Apple loosens App Store payment rules for media companies like Netflix, more in Japan

Apple said on Wednesday it would relax its rules app Store Rules that have banned companies such as Netflix From providing customers with a link to create a paid account to bypass Apple’s in-app purchase commissions. This comes as a second concession to regulators and companies in less than a week iPhone Maker faces legal, regulatory and legislative challenges for the App Store, which is the core of its $53.8 billion (about Rs 3.92 lakh crore) services segment.

But Apple will still ban developers from taking other forms of payment inside apps on the iPhone, the main practice that “Fortnite” makers Epic Games, Spotify Technology and Match Group have said they want to end. “One Limited Anti-Steering Fix Doesn’t Solve All Our Issues,” said Spotify, which is pursuing an antitrust complaint Apple with EU competition officials, said in a statement. Epic CEO Tim Sweeney, referring to Apple’s operating system, tweeted: “Apple should open iOS Each competes individually on its own merits based on hardware, stores, payments and services. Instead, they are literally recalculating Divide and Win in hopes of doing away with most of their tying practices.”

Apple collects commissions between 15 percent and 30 percent from in-app purchases and erects barriers to prevent developers from driving users toward payment options. One such rule prohibited “reader apps” – where users consume content they have purchased elsewhere – from providing a link to sign up for a paid account. Apple said Wednesday it would drop that rule early next year as part of the conclusion. An investigation by the Japan Fair Trade Commission (JFTC). Apple said it agreed with the JFTC to share a link to their websites to the developers of those apps to help users set up and manage their accounts. Although the change is part of an agreement with the JFTC, Apple said it would be implemented globally.

The JFTC said in a media briefing that it has closed a five-year investigation into Apple and that the company’s App Store guideline amendments have ended suspicions of antimonopoly practices. Apple will be able to reject apps it doesn’t consider to be “reader” apps. The games under investigation were not included, it added.

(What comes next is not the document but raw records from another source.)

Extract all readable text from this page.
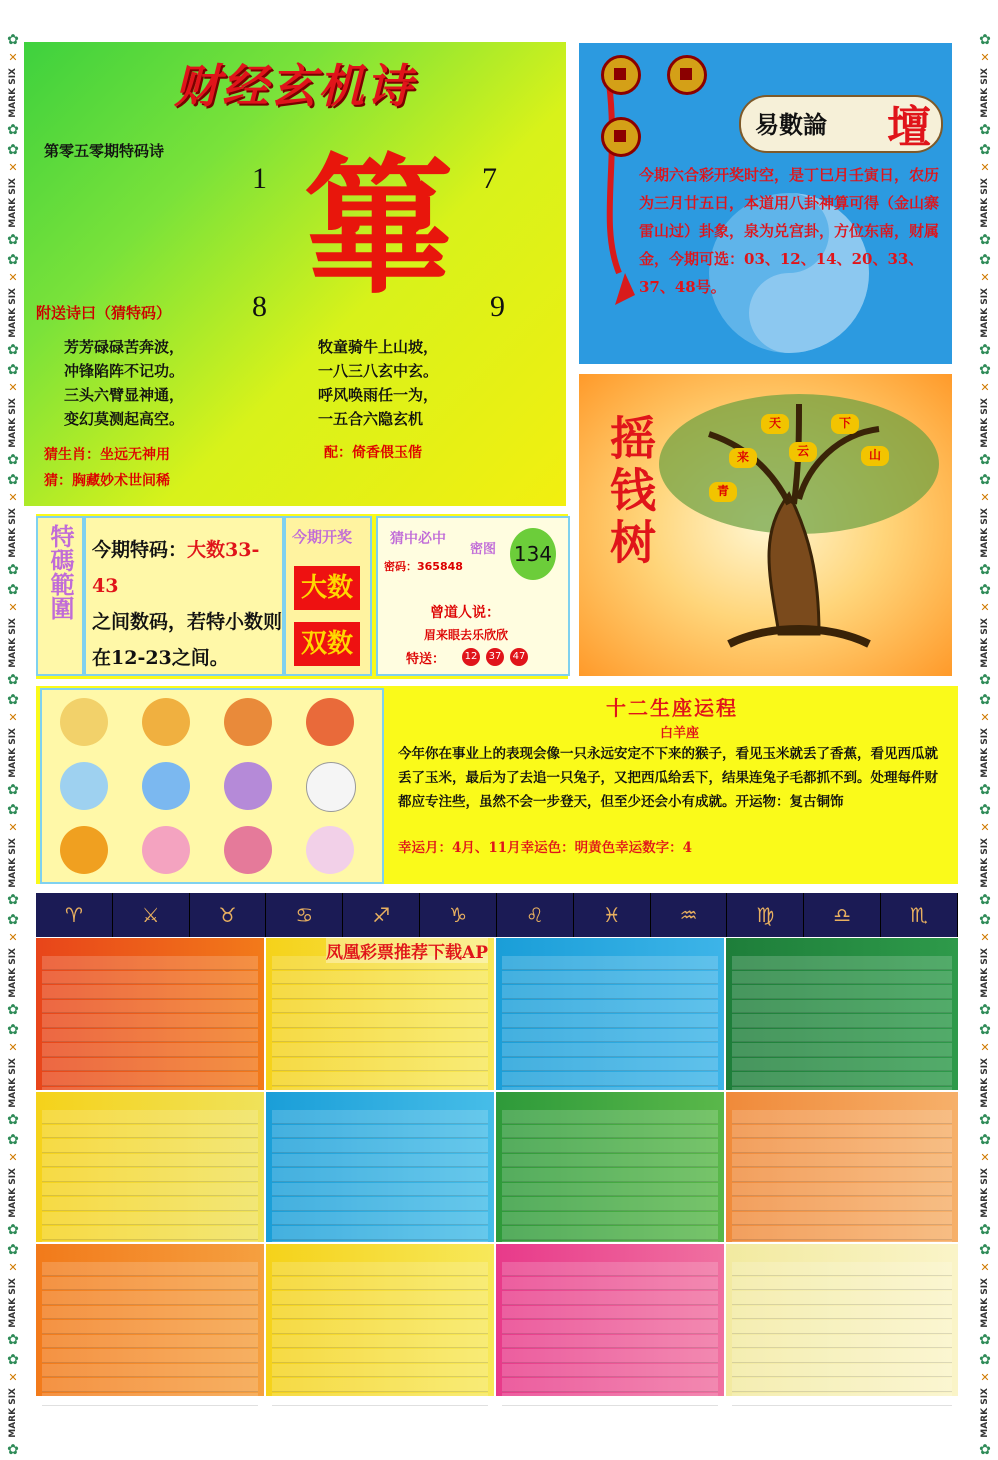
✿
✕
MARK SIX
✿
✿
✕
MARK SIX
✿
✿
✕
MARK SIX
✿
✿
✕
MARK SIX
✿
✿
✕
MARK SIX
✿
✿
✕
MARK SIX
✿
✿
✕
MARK SIX
✿
✿
✕
MARK SIX
✿
✿
✕
MARK SIX
✿
✿
✕
MARK SIX
✿
✿
✕
MARK SIX
✿
✿
✕
MARK SIX
✿
✿
✕
MARK SIX
✿
✿
✕
MARK SIX
✿
✿
✕
MARK SIX
✿
✿
✕
MARK SIX
✿
✿
✕
MARK SIX
✿
✿
✕
MARK SIX
✿
✿
✕
MARK SIX
✿
✿
✕
MARK SIX
✿
✿
✕
MARK SIX
✿
✿
✕
MARK SIX
✿
✿
✕
MARK SIX
✿
✿
✕
MARK SIX
✿
✿
✕
MARK SIX
✿
✿
✕
MARK SIX
✿
财经玄机诗
第零五零期特码诗
1	7
8	9
篳
附送诗曰（猜特码）
芳芳碌碌苦奔波，
冲锋陷阵不记功。
三头六臂显神通，
变幻莫测起高空。
牧童骑牛上山坡，
一八三八玄中玄。
呼风唤雨任一为，
一五合六隐玄机
猜生肖：坐远无神用
猜：胸藏妙术世间稀
配：倚香偎玉偕
易數論 壇
今期六合彩开奖时空，是丁巳月壬寅日，农历为三月廿五日，本道用八卦神算可得（金山寨雷山过）卦象，泉为兑宫卦，方位东南，财属金，今期可选：03、12、14、20、33、37、48号。
摇钱树	天	下
云	山
来
青
特碼範圍 今期特码：大数33-43
之间数码，若特小数则
在12-23之间。
今期开奖
大数
双数
猜中必中
密图 134
密码：365848
曾道人说：
眉来眼去乐欣欣
特送： 12 37 47
十二生座运程
白羊座
今年你在事业上的表现会像一只永远安定不下来的猴子，看见玉米就丢了香蕉，看见西瓜就丢了玉米，最后为了去追一只兔子，又把西瓜给丢下，结果连兔子毛都抓不到。处理每件财都应专注些，虽然不会一步登天，但至少还会小有成就。开运物：复古铜饰
幸运月：4月、11月幸运色：明黄色幸运数字：4
♈	⚔	♉	♋	♐	♑	♌	♓	♒	♍	♎	♏
凤凰彩票推荐下载AP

Previously, Apple allowed a link to create an account, but only if creating an account did not involve entering payment information. This means that companies like Netflix, which has no free tier of service and requires payment at sign-up, could not provide a link. But these changes will not apply to gaming companies, which are the biggest category of earners on Apple’s App Store.

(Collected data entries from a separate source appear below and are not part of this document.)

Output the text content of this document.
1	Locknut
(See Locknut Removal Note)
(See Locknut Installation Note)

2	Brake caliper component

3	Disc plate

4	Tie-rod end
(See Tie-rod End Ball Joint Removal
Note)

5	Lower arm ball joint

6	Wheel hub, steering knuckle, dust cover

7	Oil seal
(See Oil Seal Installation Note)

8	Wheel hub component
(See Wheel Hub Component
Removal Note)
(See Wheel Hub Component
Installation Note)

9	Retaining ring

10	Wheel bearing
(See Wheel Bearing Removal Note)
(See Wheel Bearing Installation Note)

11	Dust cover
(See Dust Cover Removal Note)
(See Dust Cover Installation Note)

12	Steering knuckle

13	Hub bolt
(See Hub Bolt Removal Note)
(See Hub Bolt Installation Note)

Apple said in a statement that reader apps may offer other ways to pay securely because the shows or songs they provide access to are not “in-app digital goods and services.” app” or a game.

Epic Games’ Sweeney, who is making an antitrust claim against Apple in US courts, criticized Apple’s argument, saying on Twitter that “it’s hard to understand the argument that it’s safe while it’s safe.” fortnite Accepting direct payments remains unsafe.”

Last week, Apple struck a deal with a group of developers in the United States in a class-action lawsuit as it awaits a ruling by the same US judge in a separate App Store dispute brought by Epic Games. In that agreement, Apple ended the ban on developers telling users in email messages outside the app about payment options.